En Europe, elle est encore abondante au Portugal, en Albanie, en Irlande et en Écosse, ailleurs elle a considérablement régressé. En outre, espèce jadis indicatrice de la pureté de l'eau, elle colonise à nouveau actuellement des milieux relativement pollués : décharges en Grèce, ports en Écosse et en Scandinavie[26].

En Asie, elle est distribué de manière éparse, formant des populations isolées entre elles dans différents pays.

La loutre d'Eurasie se distingue par une plasticité écologique remarquable, occupant une vaste gamme de milieux aquatiques allant des lacs de haute et basse altitude aux rivières, marais, forêts inondables et zones côtières, indépendamment de leur taille ou de leur latitude[15]. En Europe, sa présence est documentée du niveau de la mer jusqu'à 1 000 mètres dans les Alpes, tandis qu'elle atteint des sommets impressionnants en Asie, culminant à 3 500 mètres dans l'Himalaya et jusqu'à 4 120 mètres au Tibet[15]. Dans le sous-continent indien, elle fréquente les cours d'eau de montagne froids et effectue des migrations saisonnières : elle remonte vers les sommets au printemps (avril-juin) pour suivre la migration des poissons lors du frai, avant de redescendre vers de plus basses altitudes à l'approche de l'hiver[15].

Habitat

Elle est habituellement solitaire, occupant un territoire de 5 à 15 km de rives le long d'un cours d'eau (parfois davantage) ou de 20 à 30 km2 en zone de marais. Elle emprunte régulièrement les mêmes passages sur la berge pour se mettre à l'eau : les coulées. Lorsqu'elle sort de l'eau, elle se roule dans l'herbe pour essuyer sa fourrure, sur des zones reconnaissables à l'herbe couchée et appelées « places de ressui »[27]. En montagne on peut la trouver jusqu'à une altitude de 1 300 m. Elle fait sa tanière (qu'on appelle « catiche ») entre les racines des arbres des berges des cours d'eau ou dans d'autres cavités (cavité rocheuse, tronc creux, terrier d'une autre espèce). La catiche contient souvent une entrée plus ou moins dissimulée au-dessous du niveau d'eau et un conduit d'aération.
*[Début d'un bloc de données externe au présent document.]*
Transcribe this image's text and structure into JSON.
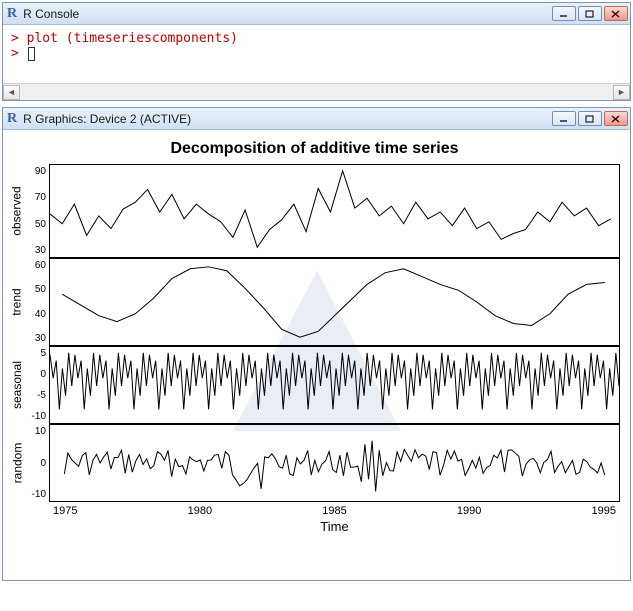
{
  "console": {
    "title": "R Console",
    "prompt": ">",
    "line1": "> plot (timeseriescomponents)",
    "line2_prompt": "> "
  },
  "graphics": {
    "title": "R Graphics: Device 2 (ACTIVE)",
    "chart_title": "Decomposition of additive time series",
    "xlabel": "Time",
    "xticks": [
      "1975",
      "1980",
      "1985",
      "1990",
      "1995"
    ]
  },
  "panels": {
    "observed": {
      "label": "observed",
      "ticks": [
        "90",
        "70",
        "50",
        "30"
      ]
    },
    "trend": {
      "label": "trend",
      "ticks": [
        "60",
        "50",
        "40",
        "30"
      ]
    },
    "seasonal": {
      "label": "seasonal",
      "ticks": [
        "5",
        "0",
        "-5",
        "-10"
      ]
    },
    "random": {
      "label": "random",
      "ticks": [
        "10",
        "0",
        "-10"
      ]
    }
  },
  "chart_data": {
    "type": "line",
    "title": "Decomposition of additive time series",
    "xlabel": "Time",
    "x_range": [
      1973,
      1996
    ],
    "xticks": [
      1975,
      1980,
      1985,
      1990,
      1995
    ],
    "series": [
      {
        "name": "observed",
        "ylim": [
          25,
          90
        ],
        "yticks": [
          30,
          50,
          70,
          90
        ],
        "x": [
          1973,
          1973.5,
          1974,
          1974.5,
          1975,
          1975.5,
          1976,
          1976.5,
          1977,
          1977.5,
          1978,
          1978.5,
          1979,
          1979.5,
          1980,
          1980.5,
          1981,
          1981.5,
          1982,
          1982.5,
          1983,
          1983.5,
          1984,
          1984.5,
          1985,
          1985.5,
          1986,
          1986.5,
          1987,
          1987.5,
          1988,
          1988.5,
          1989,
          1989.5,
          1990,
          1990.5,
          1991,
          1991.5,
          1992,
          1992.5,
          1993,
          1993.5,
          1994,
          1994.5,
          1995,
          1995.5,
          1996
        ],
        "values": [
          55,
          48,
          60,
          38,
          52,
          42,
          56,
          62,
          70,
          55,
          68,
          50,
          60,
          54,
          48,
          35,
          55,
          27,
          42,
          50,
          62,
          40,
          72,
          55,
          88,
          58,
          65,
          52,
          60,
          48,
          62,
          50,
          55,
          45,
          58,
          43,
          48,
          35,
          40,
          42,
          55,
          48,
          62,
          52,
          58,
          46,
          50
        ]
      },
      {
        "name": "trend",
        "ylim": [
          28,
          65
        ],
        "yticks": [
          30,
          40,
          50,
          60
        ],
        "x": [
          1973,
          1974,
          1975,
          1976,
          1977,
          1978,
          1979,
          1980,
          1981,
          1982,
          1983,
          1984,
          1985,
          1986,
          1987,
          1988,
          1989,
          1990,
          1991,
          1992,
          1993,
          1994,
          1995,
          1996
        ],
        "values": [
          50,
          45,
          41,
          45,
          55,
          62,
          63,
          55,
          45,
          33,
          36,
          47,
          55,
          60,
          62,
          58,
          55,
          52,
          46,
          42,
          41,
          48,
          55,
          56
        ]
      },
      {
        "name": "seasonal",
        "ylim": [
          -12,
          9
        ],
        "yticks": [
          -10,
          -5,
          0,
          5
        ],
        "x": [
          1973,
          1973.25,
          1973.5,
          1973.75,
          1974
        ],
        "period": 1,
        "pattern": [
          7,
          -2,
          5,
          -10,
          2,
          -5,
          8,
          -3
        ],
        "note": "annual seasonal cycle repeating approximately, amplitude ~[-11,8]"
      },
      {
        "name": "random",
        "ylim": [
          -14,
          14
        ],
        "yticks": [
          -10,
          0,
          10
        ],
        "x": [
          1973,
          1996
        ],
        "note": "irregular residuals fluctuating roughly within ±10, occasional spikes to ±13 near 1981 and 1986"
      }
    ]
  }
}
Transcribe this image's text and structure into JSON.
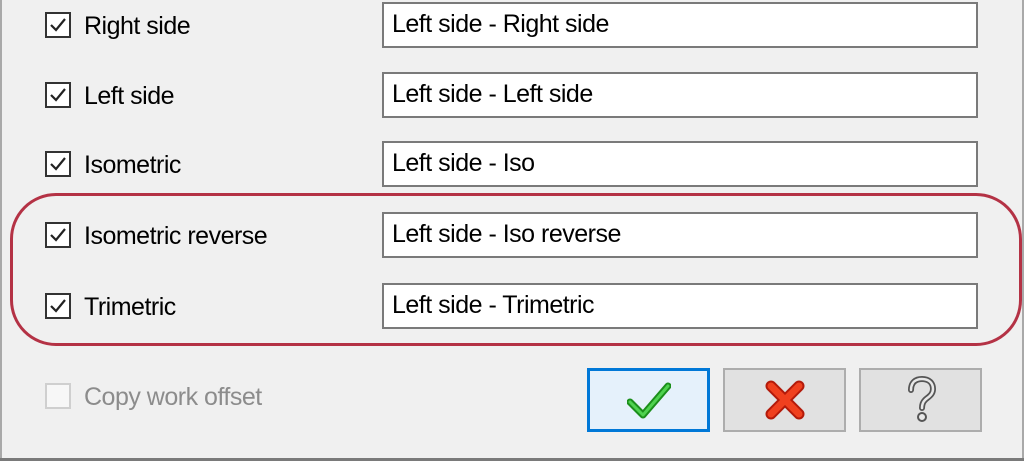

Elle laisse des traces et empreintes[28].

L'existence de la loutre est intrinsèquement liée à un espace de vie linéaire, son activité se concentrant principalement sur une étroite bande de terre à l'interface entre l'eau et le sol[15]. Bien qu'elle soit capable de s'adapter à des paysages modifiés par l'homme, sa distribution reste fortement corrélée à la présence d'une végétation de rive dense, essentielle pour l'aménagement de ses catiches (terriers de repos et de reproduction)[15]. En milieu côtier, son installation dépend étroitement de la proximité de sources d'eau douce[15]. Sur le plan social, si elle a longtemps été considérée comme solitaire, des études récentes suggèrent une organisation plus complexe[15]. Les mâles occupent des domaines vitaux vastes et territoriaux englobant ceux de plusieurs femelles, tandis que les jeunes mâles tendent à se disperser sur de longues distances (environ 21 km) contrairement aux femelles qui restent souvent sur leur territoire d'origine[15].

Activité

Le rythme d'activité de la loutre est principalement nocturne, bien que modulé par des facteurs environnementaux comme la température ou la phase de la lune. En période de forte chaleur, elle tend à accroître sa vie nocturne pour se protéger. À l'inverse, dans certaines régions comme les Shetland, elle devient diurne pour s'adapter au cycle d'activité de ses proies marines, plus vulnérables à la lumière du jour[15].

Comportement territorial

Empreintes au bord d'une rivière.

La loutre d'Europe a développé un comportement territorial de marquage poussé à l'aide de son urine ou de ses crottes, nommées épreintes (du vieux français épreindre signifiant déféquer par petits tas[29])[30].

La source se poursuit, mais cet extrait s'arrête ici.